The cyanobacterial CO2 concentration mechanism
Rubisco, the primary CO2-fixing enzyme of the Calvin-Benson-Bassham cycle, is the most abundant protein on Earth. Despite this centrality, Rubisco is a relatively slow enzyme and fails to distinguish between CO2 and the competing off-target substrate of O2. To overcome these limitations bacteria, algae and plants have evolved different types of CO2 concentration mechanisms (CCMs). These systems create a locally high concentration of CO2 around Rubisco and thereby increase overall CO2 fixation rates. The cyanobacterial CCM consists of two major components: inorganic carbon transporters that actively accumulate bicarbonate in the cytosol and a protein organelle called the carboxysome.
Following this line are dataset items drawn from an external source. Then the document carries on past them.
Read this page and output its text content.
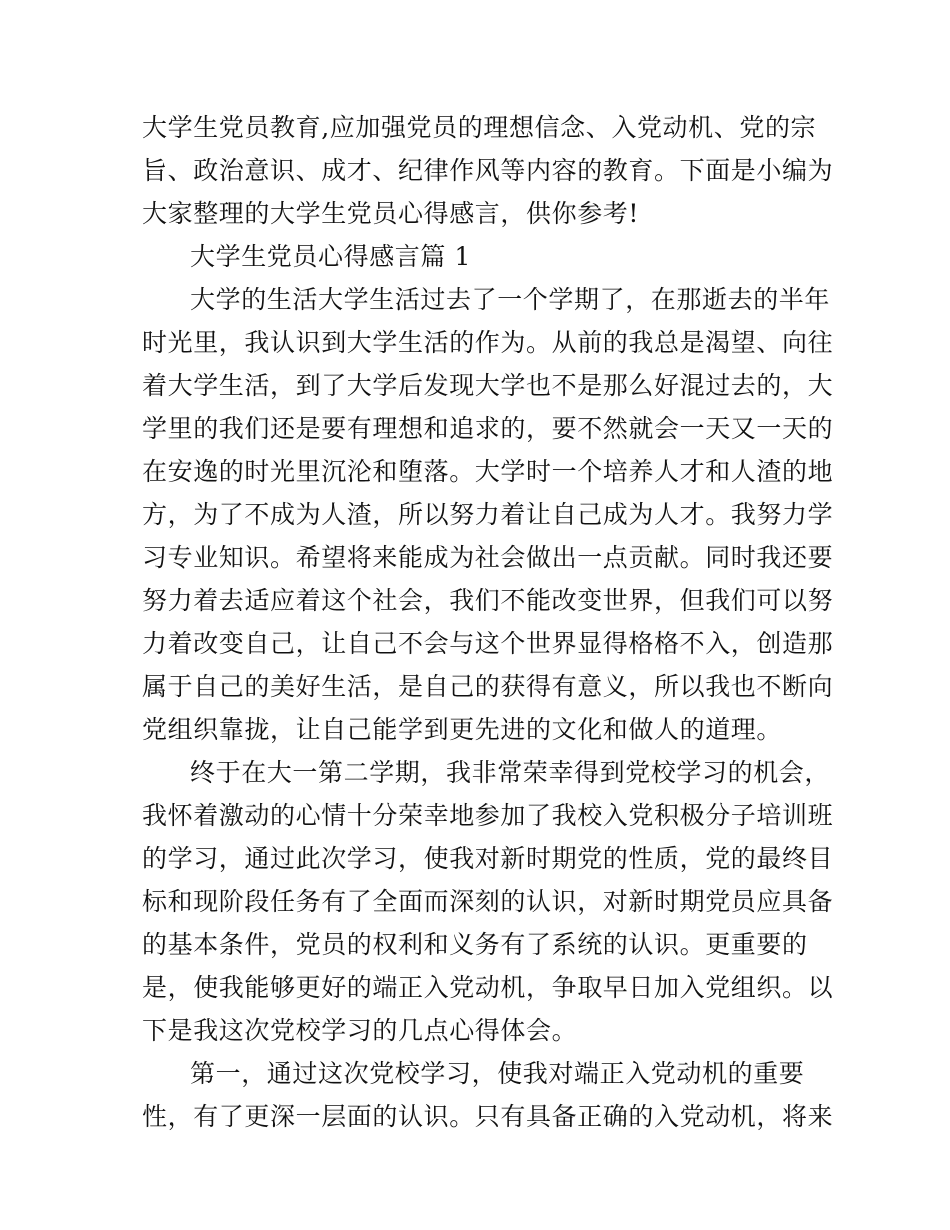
大学生党员教育,应加强党员的理想信念、入党动机、党的宗
旨、政治意识、成才、纪律作风等内容的教育。下面是小编为
大家整理的大学生党员心得感言，供你参考!
大学生党员心得感言篇 1
大学的生活大学生活过去了一个学期了，在那逝去的半年
时光里，我认识到大学生活的作为。从前的我总是渴望、向往
着大学生活，到了大学后发现大学也不是那么好混过去的，大
学里的我们还是要有理想和追求的，要不然就会一天又一天的
在安逸的时光里沉沦和堕落。大学时一个培养人才和人渣的地
方，为了不成为人渣，所以努力着让自己成为人才。我努力学
习专业知识。希望将来能成为社会做出一点贡献。同时我还要
努力着去适应着这个社会，我们不能改变世界，但我们可以努
力着改变自己，让自己不会与这个世界显得格格不入，创造那
属于自己的美好生活，是自己的获得有意义，所以我也不断向
党组织靠拢，让自己能学到更先进的文化和做人的道理。
终于在大一第二学期，我非常荣幸得到党校学习的机会，
我怀着激动的心情十分荣幸地参加了我校入党积极分子培训班
的学习，通过此次学习，使我对新时期党的性质，党的最终目
标和现阶段任务有了全面而深刻的认识，对新时期党员应具备
的基本条件，党员的权利和义务有了系统的认识。更重要的
是，使我能够更好的端正入党动机，争取早日加入党组织。以
下是我这次党校学习的几点心得体会。
第一，通过这次党校学习，使我对端正入党动机的重要
性，有了更深一层面的认识。只有具备正确的入党动机，将来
Carboxysomes co-encapsulate the key enzymes for CO2 fixation, Rubisco and carbonic anhydrase, within a protein shell. These complex protein structures are built out of more than 10,000 distinct protein pieces that spontaneously self-assemble within the bacteria cell. We use a combination of biochemistry, enzymology, synthetic biology, structural biology, and bioinformatics to study various aspects (function, structure, assembly, regulation etc.) of the cyanobacterial CO2 concentrating mechanism. The acquired knowledge aims to lead the way for development of future microorganisms and crops with enhanced photosynthetic efficiencies.
Enzymology and directed evolution
We have a long interest in mechanistic enzymology and enzyme engineering. Our current work spans from fundamental understanding of carbonic anhydrases to directed evolution of biocatalysts. Currnet engineering project is part of a collaboration with Karin Stensjö aiming at using energy from the sun to produce biofuels in cyanobacteria.